To ask the Secretary of State for Justice what assessment he has made of the impact of prison overcrowding on the number of (a) prisoner suicides and self-inflicted injuries, (b) prisoner-on-prisoner and prisoner-on-prison officer assaults and (c) re-offending rates. (153917)

The precise impact on prisoners of increased prison populations and their overcrowding, alongside other factors, is unclear. Cell-sharing can be a protective factor and overcrowding itself does not explain why there are self-inflicted deaths in prisons. Most significantly, a high proportion of prisoners arrive in prison with risk factors that we know increase the risk of them harming themselves, such as substance withdrawal, uncertainty and anxiety about their own cases, the impact of and adjustment to imprisonment, family concerns, a history of previous abuse or self-harm, and mental health issues.

However, managing very high numbers of prisoners can hinder efforts to reduce prisoner suicide rates. For example, by causing an increase in transfers between prisons, some prisoners being located further from home and family support, a possible reduction in the time staff can spend with individual prisoners on care and risk assessment, and an increase in the length of time prisoners are locked in their cells, rather than engaged in regime activities, association and other purposeful activity.

Similarly, there is no clear link between higher population levels and violence. For example, analysis of young offenders statistics, a prisoner group that can be associated with higher assault rates, has not been able to show any such link.

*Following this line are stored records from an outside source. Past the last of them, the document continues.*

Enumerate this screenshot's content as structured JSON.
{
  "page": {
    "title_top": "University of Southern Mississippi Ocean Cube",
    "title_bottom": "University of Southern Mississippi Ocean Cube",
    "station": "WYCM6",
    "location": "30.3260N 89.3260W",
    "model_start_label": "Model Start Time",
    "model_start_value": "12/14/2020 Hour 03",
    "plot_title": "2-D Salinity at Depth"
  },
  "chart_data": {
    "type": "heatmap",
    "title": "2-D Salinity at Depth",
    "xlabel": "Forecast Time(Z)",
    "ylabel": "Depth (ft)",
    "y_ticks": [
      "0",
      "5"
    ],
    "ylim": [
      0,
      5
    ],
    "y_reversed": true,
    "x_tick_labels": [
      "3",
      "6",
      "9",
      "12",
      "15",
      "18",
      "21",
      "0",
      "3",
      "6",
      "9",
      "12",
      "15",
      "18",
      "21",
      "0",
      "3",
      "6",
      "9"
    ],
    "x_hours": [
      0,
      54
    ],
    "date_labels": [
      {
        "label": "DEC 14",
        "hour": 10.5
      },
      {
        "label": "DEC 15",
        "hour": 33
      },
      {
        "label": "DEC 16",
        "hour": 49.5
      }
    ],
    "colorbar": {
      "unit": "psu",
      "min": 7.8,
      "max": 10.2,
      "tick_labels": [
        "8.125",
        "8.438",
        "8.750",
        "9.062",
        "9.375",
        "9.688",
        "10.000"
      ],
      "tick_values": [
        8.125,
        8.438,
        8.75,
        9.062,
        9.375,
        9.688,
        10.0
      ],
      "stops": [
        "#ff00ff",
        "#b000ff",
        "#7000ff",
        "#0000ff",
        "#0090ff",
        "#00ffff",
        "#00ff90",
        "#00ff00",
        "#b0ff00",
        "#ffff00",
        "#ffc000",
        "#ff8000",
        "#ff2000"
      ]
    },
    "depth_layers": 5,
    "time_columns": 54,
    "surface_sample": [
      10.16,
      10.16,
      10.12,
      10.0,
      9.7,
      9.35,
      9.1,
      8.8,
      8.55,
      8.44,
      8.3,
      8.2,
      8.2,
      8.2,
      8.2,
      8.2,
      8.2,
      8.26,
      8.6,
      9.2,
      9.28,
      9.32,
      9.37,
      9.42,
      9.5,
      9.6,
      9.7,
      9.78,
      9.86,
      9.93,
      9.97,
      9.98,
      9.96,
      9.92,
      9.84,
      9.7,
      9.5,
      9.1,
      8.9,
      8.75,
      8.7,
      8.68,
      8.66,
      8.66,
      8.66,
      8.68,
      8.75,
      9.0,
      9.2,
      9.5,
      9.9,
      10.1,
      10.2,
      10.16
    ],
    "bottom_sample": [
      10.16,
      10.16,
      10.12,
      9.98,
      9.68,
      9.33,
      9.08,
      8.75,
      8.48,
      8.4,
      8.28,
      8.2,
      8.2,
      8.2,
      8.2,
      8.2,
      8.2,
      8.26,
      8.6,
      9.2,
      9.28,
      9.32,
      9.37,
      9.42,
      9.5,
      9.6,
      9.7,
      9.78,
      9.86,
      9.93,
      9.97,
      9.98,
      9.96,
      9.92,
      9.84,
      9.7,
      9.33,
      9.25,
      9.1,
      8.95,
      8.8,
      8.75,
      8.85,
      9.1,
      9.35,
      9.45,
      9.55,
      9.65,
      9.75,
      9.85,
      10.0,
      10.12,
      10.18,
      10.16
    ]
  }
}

In respect of re-offending rates, the National Offender Management Service has not established a correlation between overcrowding and re-offending. Prison Service monitoring of the delivery of offending behaviour programmes has shown that less than 1 per cent. of those who started offending behaviour programmes in 2006-07 failed to complete them because of transfer, possibly indicating any increased prisoner transfers due to population levels or other factors are not hindering completion of offending behaviour programmes.

To ask the Secretary of State for Justice how many of the self-inflicted deaths in prisons in (a) 2006 and (b) 2007 to date occurred inside prisons that were classified as overcrowded. (154278)

The information requested is provided in the following table.

2006

12007

Total self-inflicted deaths2 in custody

67

58

Self-inflicted deaths that occurred in prisons where the number of prisoners held in one or more cells exceeded Certified Normal Accommodation

59

46

1 up to and including 20 August only.

2 Self-inflicted deaths include all deaths where it appears that a prisoner has acted specifically to take their own life. Annual numbers may change slightly from time to time as inquest verdicts and other information become available (previously some 20 per cent. of these deaths have not received a suicide or open verdict at inquest).